Demand for silver in the production of printed and flexible electronics is expected to increase 54% over the next 10 years according to the lede story in the most recent edition of the Silver Institute’s Silver News.
About 34% of the global silver supply was used in electronic devices in 2020. Analysts expect demand in this segment of the market to continue to grow. And one sector in particular – printed and flexible electronics – is forecast to rise dramatically from 48 million ounces in 2021 to 74 million ounces in 2030. Production of printed and flexible electronics is expected to consume around 615 million ounces of silver over the 10-year period.
With advances in technology, silver is being printed on wearable devices and circuit boards, in addition to labels and packaging. Silver labels are also a mainstay of warehouse logistical operations through their use in sensors and RFID devices.
Silver is indispensable for electronics applications because it is the world’s most conductive metal. Moreover, it is relatively easy to screen print, dispense by an inkjet, aerosol or roll-to-roll print (like conventional inks). It also offers corrosion resistance, bendability and stretchability without breaking, all while maintaining its electrical conductivity.”

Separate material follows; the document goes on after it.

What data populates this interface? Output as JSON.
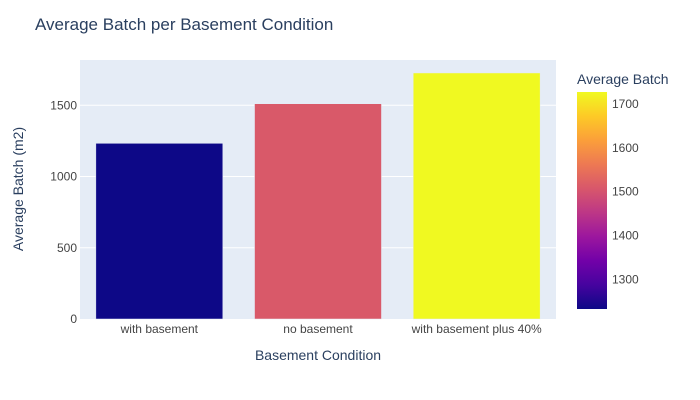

The latest edition of Silver News also highlights some other fascinating technological advances utilizing the white metal along with some developments in the silver market. Here are some highlights.
- Silver is a vital part of fabrics used in sports performance-measuring textiles because of the metal’s high conductivity and antibacterial properties.
- A Dutch company is selling trace elements, including silver nanoparticles, to farmers to help them grow better and more hardy crops. “Nano trace elements strengthen plants, making them stronger, rendering a better structure and producing greater yield per square meter,” said Frank Combee, sales manager with Hortus Supplies International.
- Gold-Silver particles are used for catalysis and electrocatalysis, but at some point during these processes, silver leaches out which changes the particles’ ability to continue to act as an
effective catalyst. Scientists are trying to figure out why. If we could stabilize and retain more silver particles, it could lead to a finely-tuned ‘library’ or collection of gold-silver particles of different compositions, which would be available for specific applications without fear of degradation during processes.
- A research team from Italy, the United States, and Singapore has just learned something entirely new about how silver reacts with bacteria, and the scientists’ work could help us understand further how silver kills germs.
- Silver nanoclusters have been shown to halt DNA replication by binding directly to a protein that allows DNA strands to replicate. Without that replication, cells cannot grow thus giving scientists a new way to look at methods to curb deadly cancers in patients.